International Society for Stem Cell Research
- Founded: 2002
- Tax ID no.: 36-4491158
- Legal status: 501(c)(3) nonprofit organization
- Headquarters: Evanston, Illinois, United States
- Members: 4,900
- President: Hideyuki Okano
- Chief Executive Officer: Keith Alm
- Employees: 18 (2022)
- Website: www.isscr.org

= International Society for Stem Cell Research =

The International Society for Stem Cell Research (ISSCR) is an independent 501(c)(3) nonprofit organization based in Evanston, Illinois, United States. The organization's mission is to promote excellence in stem cell science and applications to human health.

==History==
The International Society for Stem Cell Research was formed in 2002 (incorporated on March 30, 2001) to foster the exchange of information on stem cell research. Leonard Zon, professor of pediatrics at Harvard Medical School, served as the organization's first president.

In June 2003, the International Society for Stem Cell Research held its first convention. More than 600 scientists attended, many of whom expressed frustration over restrictions that President George W. Bush's administration had placed on the field of stem-cell research, slowing the pace of research. Scientists who were leaders in their fields were prohibited from using funding from the National Institutes of Health to conduct certain experiments that could provide significant medical achievements.

As a service to the field, in 2006, the ISSCR developed guidelines that address the international diversity of cultural, political, legal, and ethical perspectives related to stem cell research and its translation to medicine. The guidelines were designed to underscore widely shared principles in science that call for rigor, oversight, and transparency in all areas of practice. Adherence to the ISSCR guidelines would provide assurance that stem cell research is conducted with scientific and ethical integrity and that new therapies are evidence-based. In response to advances in science, the guidelines were updated in 2008, and again in 2016, to encompass a broader and more expansive scope of research and clinical endeavor than before, imposing rigor on all stages of research, addressing the cost of regenerative medicine products, and highlighting the need for accurate and effective public communication. The 2016 Guidelines for Stem Cell Research and Clinical Translation have been adopted by researchers, clinicians, organizations, and institutions around the world.

In 2013, the Society's official journal, Stem Cell Reports, was established; it is published monthly by Cell Press on the Society's behalf.

In March 2015, scientists, including an inventor of CRISPR, urged a worldwide hold on germline gene therapy, writing that "scientists should avoid even attempting, in lax jurisdictions, germline genome modification for clinical application in humans" until the full implications "are discussed among scientific and governmental organizations".

After the publication that a Chinese group had used CRISPR to modify a gene in human embryos, the group repeated their call for a suspension of "attempts at human clinical germ-line genome editing while extensive scientific analysis of the potential risks is conducted, along with broad public discussion of the societal and ethical implications."
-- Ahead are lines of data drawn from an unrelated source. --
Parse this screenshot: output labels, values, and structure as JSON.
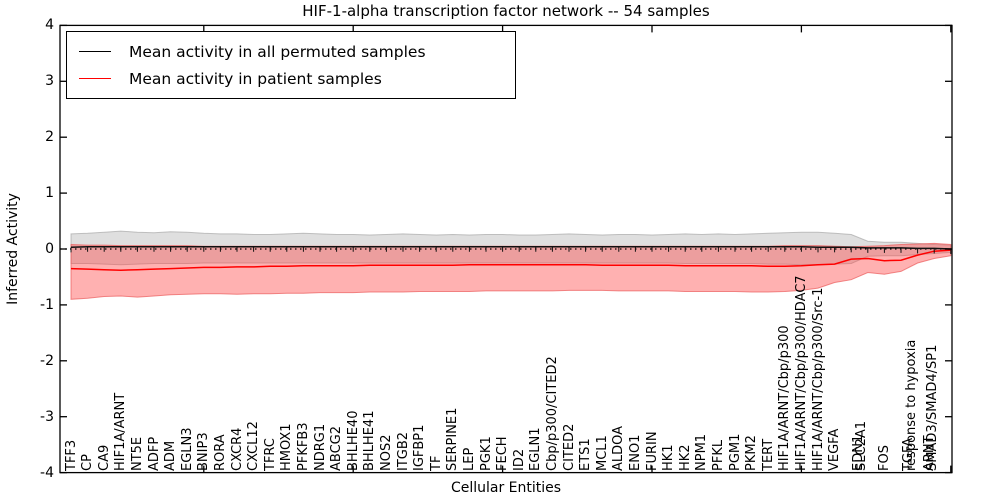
{
  "title": "HIF-1-alpha transcription factor network -- 54 samples",
  "axes": {
    "x_label": "Cellular Entities",
    "y_label": "Inferred Activity",
    "y_ticks": [
      "4",
      "3",
      "2",
      "1",
      "0",
      "-1",
      "-2",
      "-3",
      "-4"
    ],
    "ylim": [
      -4,
      4
    ]
  },
  "legend": {
    "items": [
      {
        "label": "Mean activity in all permuted samples",
        "color": "#000000"
      },
      {
        "label": "Mean activity in patient samples",
        "color": "#ff0000"
      }
    ]
  },
  "colors": {
    "permuted_line": "#111111",
    "patient_line": "#ff0000",
    "permuted_band_fill": "rgba(170,170,170,0.38)",
    "permuted_band_edge": "rgba(150,150,150,0.55)",
    "patient_band_fill": "rgba(255,70,70,0.42)",
    "patient_band_edge": "rgba(235,90,90,0.7)",
    "axis": "#000000"
  },
  "chart_data": {
    "type": "line",
    "title": "HIF-1-alpha transcription factor network -- 54 samples",
    "xlabel": "Cellular Entities",
    "ylabel": "Inferred Activity",
    "ylim": [
      -4,
      4
    ],
    "zero_line": true,
    "legend_position": "upper left",
    "x_labels": [
      "TFF3",
      "CP",
      "CA9",
      "HIF1A/ARNT",
      "NT5E",
      "ADFP",
      "ADM",
      "EGLN3",
      "BNIP3",
      "RORA",
      "CXCR4",
      "CXCL12",
      "TFRC",
      "HMOX1",
      "PFKFB3",
      "NDRG1",
      "ABCG2",
      "BHLHE40",
      "BHLHE41",
      "NOS2",
      "ITGB2",
      "IGFBP1",
      "TF",
      "SERPINE1",
      "LEP",
      "PGK1",
      "FECH",
      "ID2",
      "EGLN1",
      "Cbp/p300/CITED2",
      "CITED2",
      "ETS1",
      "MCL1",
      "ALDOA",
      "ENO1",
      "FURIN",
      "HK1",
      "HK2",
      "NPM1",
      "PFKL",
      "PGM1",
      "PKM2",
      "TERT",
      "HIF1A/ARNT/Cbp/p300",
      "HIF1A/ARNT/Cbp/p300/HDAC7",
      "HIF1A/ARNT/Cbp/p300/Src-1",
      "VEGFA",
      "EDN1",
      "SLC2A1",
      "FOS",
      "TGFA",
      "response to hypoxia",
      "ARNT",
      "SMAD3/SMAD4/SP1"
    ],
    "label_x_overrides": {
      "47": 858,
      "48": 861,
      "49": 884,
      "50": 908,
      "51": 911,
      "52": 929,
      "53": 932
    },
    "x_major_tick_indices": [
      8,
      17,
      26,
      35,
      44,
      53
    ],
    "series": [
      {
        "name": "Mean activity in all permuted samples",
        "values": [
          0.03,
          0.04,
          0.04,
          0.04,
          0.04,
          0.04,
          0.04,
          0.04,
          0.04,
          0.04,
          0.04,
          0.04,
          0.04,
          0.04,
          0.04,
          0.04,
          0.04,
          0.04,
          0.04,
          0.04,
          0.04,
          0.04,
          0.04,
          0.04,
          0.04,
          0.04,
          0.04,
          0.04,
          0.04,
          0.04,
          0.04,
          0.04,
          0.04,
          0.04,
          0.04,
          0.04,
          0.04,
          0.04,
          0.04,
          0.04,
          0.04,
          0.04,
          0.04,
          0.04,
          0.04,
          0.03,
          0.03,
          0.03,
          0.02,
          0.02,
          0.02,
          0.01,
          0.01,
          0.0
        ]
      },
      {
        "name": "Mean activity in patient samples",
        "values": [
          -0.35,
          -0.36,
          -0.37,
          -0.38,
          -0.37,
          -0.36,
          -0.35,
          -0.34,
          -0.33,
          -0.33,
          -0.32,
          -0.32,
          -0.31,
          -0.31,
          -0.3,
          -0.3,
          -0.3,
          -0.3,
          -0.29,
          -0.29,
          -0.29,
          -0.29,
          -0.29,
          -0.29,
          -0.28,
          -0.28,
          -0.28,
          -0.28,
          -0.28,
          -0.28,
          -0.28,
          -0.28,
          -0.29,
          -0.29,
          -0.29,
          -0.29,
          -0.29,
          -0.3,
          -0.3,
          -0.3,
          -0.3,
          -0.3,
          -0.31,
          -0.31,
          -0.3,
          -0.28,
          -0.27,
          -0.18,
          -0.17,
          -0.21,
          -0.2,
          -0.11,
          -0.04,
          -0.02
        ]
      }
    ],
    "bands": [
      {
        "name": "permuted activity range",
        "top": [
          0.27,
          0.28,
          0.3,
          0.32,
          0.3,
          0.29,
          0.31,
          0.3,
          0.28,
          0.27,
          0.27,
          0.26,
          0.26,
          0.27,
          0.28,
          0.27,
          0.26,
          0.26,
          0.25,
          0.26,
          0.27,
          0.26,
          0.25,
          0.26,
          0.25,
          0.26,
          0.26,
          0.25,
          0.25,
          0.26,
          0.27,
          0.26,
          0.25,
          0.26,
          0.26,
          0.25,
          0.26,
          0.27,
          0.26,
          0.27,
          0.26,
          0.27,
          0.28,
          0.29,
          0.3,
          0.3,
          0.28,
          0.26,
          0.14,
          0.12,
          0.12,
          0.1,
          0.08,
          0.07
        ],
        "bottom": [
          -0.26,
          -0.26,
          -0.27,
          -0.28,
          -0.27,
          -0.26,
          -0.26,
          -0.26,
          -0.25,
          -0.25,
          -0.25,
          -0.25,
          -0.25,
          -0.25,
          -0.25,
          -0.25,
          -0.25,
          -0.25,
          -0.25,
          -0.25,
          -0.25,
          -0.25,
          -0.25,
          -0.25,
          -0.25,
          -0.25,
          -0.25,
          -0.25,
          -0.25,
          -0.25,
          -0.25,
          -0.25,
          -0.25,
          -0.25,
          -0.25,
          -0.25,
          -0.25,
          -0.26,
          -0.26,
          -0.26,
          -0.26,
          -0.26,
          -0.27,
          -0.27,
          -0.28,
          -0.28,
          -0.27,
          -0.26,
          -0.13,
          -0.12,
          -0.12,
          -0.1,
          -0.08,
          -0.06
        ]
      },
      {
        "name": "patient activity range",
        "top": [
          0.08,
          0.07,
          0.07,
          0.06,
          0.06,
          0.06,
          0.06,
          0.06,
          0.05,
          0.05,
          0.05,
          0.05,
          0.05,
          0.05,
          0.05,
          0.05,
          0.05,
          0.05,
          0.05,
          0.05,
          0.05,
          0.05,
          0.05,
          0.05,
          0.05,
          0.05,
          0.05,
          0.05,
          0.05,
          0.05,
          0.05,
          0.05,
          0.05,
          0.05,
          0.05,
          0.05,
          0.05,
          0.05,
          0.05,
          0.05,
          0.05,
          0.05,
          0.05,
          0.06,
          0.06,
          0.06,
          0.05,
          0.04,
          0.05,
          0.06,
          0.08,
          0.09,
          0.1,
          0.08
        ],
        "bottom": [
          -0.9,
          -0.88,
          -0.85,
          -0.84,
          -0.86,
          -0.84,
          -0.82,
          -0.81,
          -0.8,
          -0.8,
          -0.81,
          -0.8,
          -0.8,
          -0.79,
          -0.79,
          -0.78,
          -0.78,
          -0.78,
          -0.77,
          -0.77,
          -0.77,
          -0.76,
          -0.76,
          -0.76,
          -0.76,
          -0.75,
          -0.75,
          -0.75,
          -0.75,
          -0.75,
          -0.74,
          -0.74,
          -0.74,
          -0.75,
          -0.75,
          -0.75,
          -0.75,
          -0.76,
          -0.76,
          -0.76,
          -0.76,
          -0.77,
          -0.77,
          -0.76,
          -0.74,
          -0.7,
          -0.6,
          -0.55,
          -0.42,
          -0.45,
          -0.4,
          -0.25,
          -0.17,
          -0.12
        ]
      }
    ]
  }
}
The ISSCR’s Annual Meetings are the largest stem cell research conferences in the world, drawing nearly 3,900 attendees in 2020 for the organization's first global, virtual event, ISSCR 2020 Digital . The ISSCR’s membership includes international leaders of stem cell research and regenerative medicine representing more than 70 countries worldwide. In 2021, the ISSCR published an update to its internationally recognized Guidelines for Stem Cell Research and Clinical Translation, that address the international diversity of cultural, political, legal, and ethical issues associated with stem cell research and its translation to medicine.. In 2022, the Society hosted its first hybrid annual meeting in San Francisco, USA and launched ISSCR.digital, which offers scientific education and opportunities to network and build new connections with the global community.